Anti-human trafficking efforts in Zambia traces back to as early as 2007, when the Government developed its first Policy to Combat Human Trafficking. This was later followed by the enactment of the Anti-Human Trafficking Act No. 11 of 2008, placing Zambia in the lead, as a pioneer in the SADC region in terms of compliance to the Palermo Protocol.
However, good legislation needs to be accompanied by strong criminal justice systems, where practitioners are trained to fight trafficking in persons. As part of the UNODC joint project with the Zambian Government on preventing trafficking in persons in Zambia, supported by the United Kingdom, an inter-disciplinary training of trainers was convened at the Lake Safari Lodge in Siavonga, where 25 criminal justice practitioners were trained to become trainers on trafficking in persons. The objective of the training was to establish a cohort of Inter-disciplinary Trainers among criminal justice practitioners in Zambia on trafficking in persons and enhance the enforcement of the Anti-Human Trafficking Act No.11 of 2008.
The participants were drawn from the Judiciary, National Prosecution Authority, Zambia Police, Department of Immigration, Ministry of Labour, Zambia Correctional Service, Social Welfare Department, Legal Aid and the Office of the President. In terms of gender parity, 13 male and 12 females participated in the training.
The training was successful. Members of the bench who participated in the training recommended that their courts should be used to fast-track trafficking in persons cases. UNODC was further encouraged to engage the Judiciary to ensure that a policy directive was issued to facilitate fast-tracking of such cases in Zambia. In addition, some participants pledged to roll out the training within their own institutions at minimal cost. Participants further recommended that UNODC should consider supporting the review of police and corrections staff training curricula, for the possible inclusion of a module on trafficking in persons. UNODC pledged to work with IOM to review the existing staff training curricula.
Following the training, UNODC received very good feedback from the participants. So far, a request to train Lusaka based magistrates on trafficking in persons has been submitted to UNODC by the Judiciary. Innovatively, one of the trained participants based in Mazabuka, Mr. Nester Phakati, a Prosecutor from the National Prosecution Authority, took time to sensitize 40 students in their last year of Secondary School, at Makoye boarding, about 15km from Mazabuka town on human trafficking. He focused on the crime of trafficking in persons and the vulnerability of young people being exploited by traffickers. He encouraged them to always be alert as they complete school and start searching for jobs and scholarships. He further highlighted that the fact that traffickers are in most cases not strangers but could even be family members. Mr. Phakati intends to extend his sensitization to the church community in Mazabuka. In his report to UNODC, he stated:
"This Sunday I will be sharing at my local church issues of human trafficking just after preaching time. I also hope to engage a few other local pastors so that I try to spread more information about trafficking in their churches. It's extremely exciting ".
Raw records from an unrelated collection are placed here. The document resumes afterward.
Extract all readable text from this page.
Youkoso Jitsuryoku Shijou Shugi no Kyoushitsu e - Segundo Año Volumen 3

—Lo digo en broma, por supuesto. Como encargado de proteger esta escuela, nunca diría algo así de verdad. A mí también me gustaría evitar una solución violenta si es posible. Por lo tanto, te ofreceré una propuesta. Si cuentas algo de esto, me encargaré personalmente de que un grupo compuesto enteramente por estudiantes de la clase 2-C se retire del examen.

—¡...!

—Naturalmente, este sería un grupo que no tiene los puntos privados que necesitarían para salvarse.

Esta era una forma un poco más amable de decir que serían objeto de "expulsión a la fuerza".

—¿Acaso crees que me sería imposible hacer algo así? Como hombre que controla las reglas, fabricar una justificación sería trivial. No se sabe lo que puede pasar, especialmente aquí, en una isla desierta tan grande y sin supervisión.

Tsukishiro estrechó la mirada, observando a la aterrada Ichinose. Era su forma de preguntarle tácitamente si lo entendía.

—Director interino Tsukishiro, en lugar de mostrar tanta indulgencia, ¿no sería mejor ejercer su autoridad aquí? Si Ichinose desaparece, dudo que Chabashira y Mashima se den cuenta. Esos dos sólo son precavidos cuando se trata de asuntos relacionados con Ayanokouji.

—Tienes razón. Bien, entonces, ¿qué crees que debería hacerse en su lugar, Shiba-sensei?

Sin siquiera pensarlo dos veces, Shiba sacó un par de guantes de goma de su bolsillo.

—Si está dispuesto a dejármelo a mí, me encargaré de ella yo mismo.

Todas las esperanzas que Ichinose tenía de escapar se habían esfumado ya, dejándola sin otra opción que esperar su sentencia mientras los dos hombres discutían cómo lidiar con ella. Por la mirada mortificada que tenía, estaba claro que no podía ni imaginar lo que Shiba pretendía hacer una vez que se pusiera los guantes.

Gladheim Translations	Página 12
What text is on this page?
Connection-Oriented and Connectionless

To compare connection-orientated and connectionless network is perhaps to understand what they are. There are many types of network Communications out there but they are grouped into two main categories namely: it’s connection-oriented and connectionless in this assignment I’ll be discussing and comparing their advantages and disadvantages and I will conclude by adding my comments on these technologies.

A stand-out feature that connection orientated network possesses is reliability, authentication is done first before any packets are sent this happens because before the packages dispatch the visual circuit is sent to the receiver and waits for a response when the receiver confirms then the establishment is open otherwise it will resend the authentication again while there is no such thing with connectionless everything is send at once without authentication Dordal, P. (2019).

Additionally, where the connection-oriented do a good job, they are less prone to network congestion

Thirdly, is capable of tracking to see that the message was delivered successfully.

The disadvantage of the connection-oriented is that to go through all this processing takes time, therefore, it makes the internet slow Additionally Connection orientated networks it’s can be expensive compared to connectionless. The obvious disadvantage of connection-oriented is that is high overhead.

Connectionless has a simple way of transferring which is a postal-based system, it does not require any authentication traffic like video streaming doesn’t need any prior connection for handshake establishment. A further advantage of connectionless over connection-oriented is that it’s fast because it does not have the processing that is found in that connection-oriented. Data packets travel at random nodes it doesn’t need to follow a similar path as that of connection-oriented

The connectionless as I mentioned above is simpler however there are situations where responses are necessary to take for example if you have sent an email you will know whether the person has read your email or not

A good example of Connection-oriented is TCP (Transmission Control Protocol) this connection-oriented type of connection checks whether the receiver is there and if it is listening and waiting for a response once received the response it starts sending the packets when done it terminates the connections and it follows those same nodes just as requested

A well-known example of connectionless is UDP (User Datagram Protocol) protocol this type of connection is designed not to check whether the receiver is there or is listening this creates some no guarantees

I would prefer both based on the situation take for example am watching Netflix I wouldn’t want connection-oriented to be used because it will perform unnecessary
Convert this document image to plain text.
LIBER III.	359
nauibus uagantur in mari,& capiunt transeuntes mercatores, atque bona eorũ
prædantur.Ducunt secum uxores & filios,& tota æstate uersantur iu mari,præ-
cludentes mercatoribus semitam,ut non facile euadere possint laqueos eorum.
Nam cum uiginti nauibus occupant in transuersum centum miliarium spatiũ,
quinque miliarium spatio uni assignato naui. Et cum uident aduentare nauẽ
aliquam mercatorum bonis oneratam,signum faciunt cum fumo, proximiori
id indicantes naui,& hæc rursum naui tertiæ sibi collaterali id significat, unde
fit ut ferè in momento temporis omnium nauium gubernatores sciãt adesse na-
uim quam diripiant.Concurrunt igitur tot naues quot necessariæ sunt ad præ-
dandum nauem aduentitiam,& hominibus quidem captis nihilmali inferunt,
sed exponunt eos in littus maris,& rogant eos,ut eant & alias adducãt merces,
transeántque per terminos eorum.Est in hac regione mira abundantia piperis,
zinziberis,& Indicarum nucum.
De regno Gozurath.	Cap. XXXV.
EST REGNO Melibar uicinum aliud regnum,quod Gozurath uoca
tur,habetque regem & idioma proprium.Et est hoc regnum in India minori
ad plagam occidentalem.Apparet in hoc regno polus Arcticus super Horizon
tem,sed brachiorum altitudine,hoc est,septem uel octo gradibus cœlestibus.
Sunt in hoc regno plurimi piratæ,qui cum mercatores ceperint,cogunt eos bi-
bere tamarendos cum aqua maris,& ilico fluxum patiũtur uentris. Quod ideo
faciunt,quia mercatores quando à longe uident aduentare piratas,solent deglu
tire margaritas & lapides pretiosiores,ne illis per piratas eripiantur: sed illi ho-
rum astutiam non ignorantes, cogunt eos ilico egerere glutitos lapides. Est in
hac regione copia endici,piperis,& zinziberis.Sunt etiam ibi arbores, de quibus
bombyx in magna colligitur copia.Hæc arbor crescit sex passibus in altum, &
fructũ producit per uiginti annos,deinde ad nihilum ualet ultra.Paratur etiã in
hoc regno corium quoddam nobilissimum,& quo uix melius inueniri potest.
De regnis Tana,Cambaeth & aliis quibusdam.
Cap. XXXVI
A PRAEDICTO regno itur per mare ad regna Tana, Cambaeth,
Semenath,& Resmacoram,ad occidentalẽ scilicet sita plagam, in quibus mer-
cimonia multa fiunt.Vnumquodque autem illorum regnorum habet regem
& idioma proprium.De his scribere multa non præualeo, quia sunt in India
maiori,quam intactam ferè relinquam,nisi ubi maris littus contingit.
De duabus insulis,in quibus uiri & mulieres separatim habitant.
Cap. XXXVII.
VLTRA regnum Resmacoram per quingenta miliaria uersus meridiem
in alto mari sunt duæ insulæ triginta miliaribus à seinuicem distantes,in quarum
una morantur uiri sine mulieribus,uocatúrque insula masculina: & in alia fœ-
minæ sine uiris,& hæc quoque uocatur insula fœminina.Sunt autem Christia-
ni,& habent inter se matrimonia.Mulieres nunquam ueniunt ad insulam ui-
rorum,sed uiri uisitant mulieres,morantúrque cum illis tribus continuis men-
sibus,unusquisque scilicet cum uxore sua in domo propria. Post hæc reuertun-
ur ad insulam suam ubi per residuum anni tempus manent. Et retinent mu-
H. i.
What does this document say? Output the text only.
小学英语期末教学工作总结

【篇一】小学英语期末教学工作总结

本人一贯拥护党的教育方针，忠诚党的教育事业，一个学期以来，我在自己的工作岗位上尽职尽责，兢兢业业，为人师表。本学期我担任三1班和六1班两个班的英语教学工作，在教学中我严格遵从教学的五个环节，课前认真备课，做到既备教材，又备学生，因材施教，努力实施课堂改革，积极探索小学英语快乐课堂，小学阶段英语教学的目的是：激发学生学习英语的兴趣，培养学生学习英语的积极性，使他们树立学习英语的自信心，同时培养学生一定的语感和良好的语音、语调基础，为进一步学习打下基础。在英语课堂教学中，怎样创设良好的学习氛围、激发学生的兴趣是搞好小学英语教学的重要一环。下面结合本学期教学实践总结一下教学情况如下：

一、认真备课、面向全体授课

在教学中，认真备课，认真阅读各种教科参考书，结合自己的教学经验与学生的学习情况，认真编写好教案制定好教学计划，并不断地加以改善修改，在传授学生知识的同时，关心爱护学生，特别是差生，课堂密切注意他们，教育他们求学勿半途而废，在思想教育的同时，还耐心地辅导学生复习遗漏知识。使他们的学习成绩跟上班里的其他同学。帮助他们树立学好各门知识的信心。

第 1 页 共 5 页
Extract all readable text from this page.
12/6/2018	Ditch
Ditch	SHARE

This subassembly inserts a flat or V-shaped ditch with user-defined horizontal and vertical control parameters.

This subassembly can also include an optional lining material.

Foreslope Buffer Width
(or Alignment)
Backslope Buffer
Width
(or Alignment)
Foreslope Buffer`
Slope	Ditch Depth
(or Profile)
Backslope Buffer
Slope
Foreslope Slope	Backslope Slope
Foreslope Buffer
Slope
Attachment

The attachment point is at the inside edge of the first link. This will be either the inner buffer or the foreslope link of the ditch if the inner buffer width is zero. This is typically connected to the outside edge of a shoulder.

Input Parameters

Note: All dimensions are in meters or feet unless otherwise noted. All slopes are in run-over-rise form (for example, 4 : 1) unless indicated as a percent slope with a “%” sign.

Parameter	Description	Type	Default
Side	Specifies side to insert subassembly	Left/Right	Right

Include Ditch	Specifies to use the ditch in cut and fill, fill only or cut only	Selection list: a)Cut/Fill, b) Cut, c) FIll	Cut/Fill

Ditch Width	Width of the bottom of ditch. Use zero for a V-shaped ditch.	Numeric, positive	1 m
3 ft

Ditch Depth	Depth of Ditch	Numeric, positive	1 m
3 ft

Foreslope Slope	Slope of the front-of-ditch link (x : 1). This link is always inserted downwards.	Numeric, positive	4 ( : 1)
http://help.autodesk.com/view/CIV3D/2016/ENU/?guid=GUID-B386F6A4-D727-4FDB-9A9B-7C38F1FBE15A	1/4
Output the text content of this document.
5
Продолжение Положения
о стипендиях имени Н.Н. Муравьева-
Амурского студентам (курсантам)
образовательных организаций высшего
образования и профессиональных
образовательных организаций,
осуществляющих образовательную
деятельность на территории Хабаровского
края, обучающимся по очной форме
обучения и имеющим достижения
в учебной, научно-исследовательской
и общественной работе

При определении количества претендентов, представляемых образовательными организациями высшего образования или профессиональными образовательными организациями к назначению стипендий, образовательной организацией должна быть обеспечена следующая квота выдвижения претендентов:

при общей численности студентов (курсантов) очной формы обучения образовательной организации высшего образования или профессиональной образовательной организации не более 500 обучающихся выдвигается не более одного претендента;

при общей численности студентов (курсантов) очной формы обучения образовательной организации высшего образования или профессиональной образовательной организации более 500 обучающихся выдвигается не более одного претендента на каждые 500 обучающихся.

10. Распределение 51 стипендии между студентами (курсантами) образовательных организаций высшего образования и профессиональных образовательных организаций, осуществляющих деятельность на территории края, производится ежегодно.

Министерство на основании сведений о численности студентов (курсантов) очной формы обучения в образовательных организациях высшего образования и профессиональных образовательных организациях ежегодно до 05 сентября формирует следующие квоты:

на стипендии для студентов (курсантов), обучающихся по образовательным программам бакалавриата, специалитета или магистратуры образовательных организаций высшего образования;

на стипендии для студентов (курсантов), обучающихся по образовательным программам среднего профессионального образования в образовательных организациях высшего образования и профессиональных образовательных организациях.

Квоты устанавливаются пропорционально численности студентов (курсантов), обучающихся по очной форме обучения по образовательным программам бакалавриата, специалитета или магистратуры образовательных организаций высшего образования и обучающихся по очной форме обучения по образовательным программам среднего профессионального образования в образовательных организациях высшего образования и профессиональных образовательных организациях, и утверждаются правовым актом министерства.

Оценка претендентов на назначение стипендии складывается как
UNODC takes pride in learning that its capacity building efforts are yielding fruit. The prospects remain favourable, as we plan to roll-out the training by these enthusiastic trainers.
UNODC implements anti-trafficking activities in collaboration with the Government of Zambia and with the financial support of the United Kingdom. Implemented as part of the UNODC Global Programme against Trafficking in Persons, jointly with UNODC Regional Office for Southern Africa, this project contributes to the implementation of the 2030 Agenda for Sustainable Development Goals (SDGs) and in particular SDG 16 on Peace, Justice and Strong Institutions.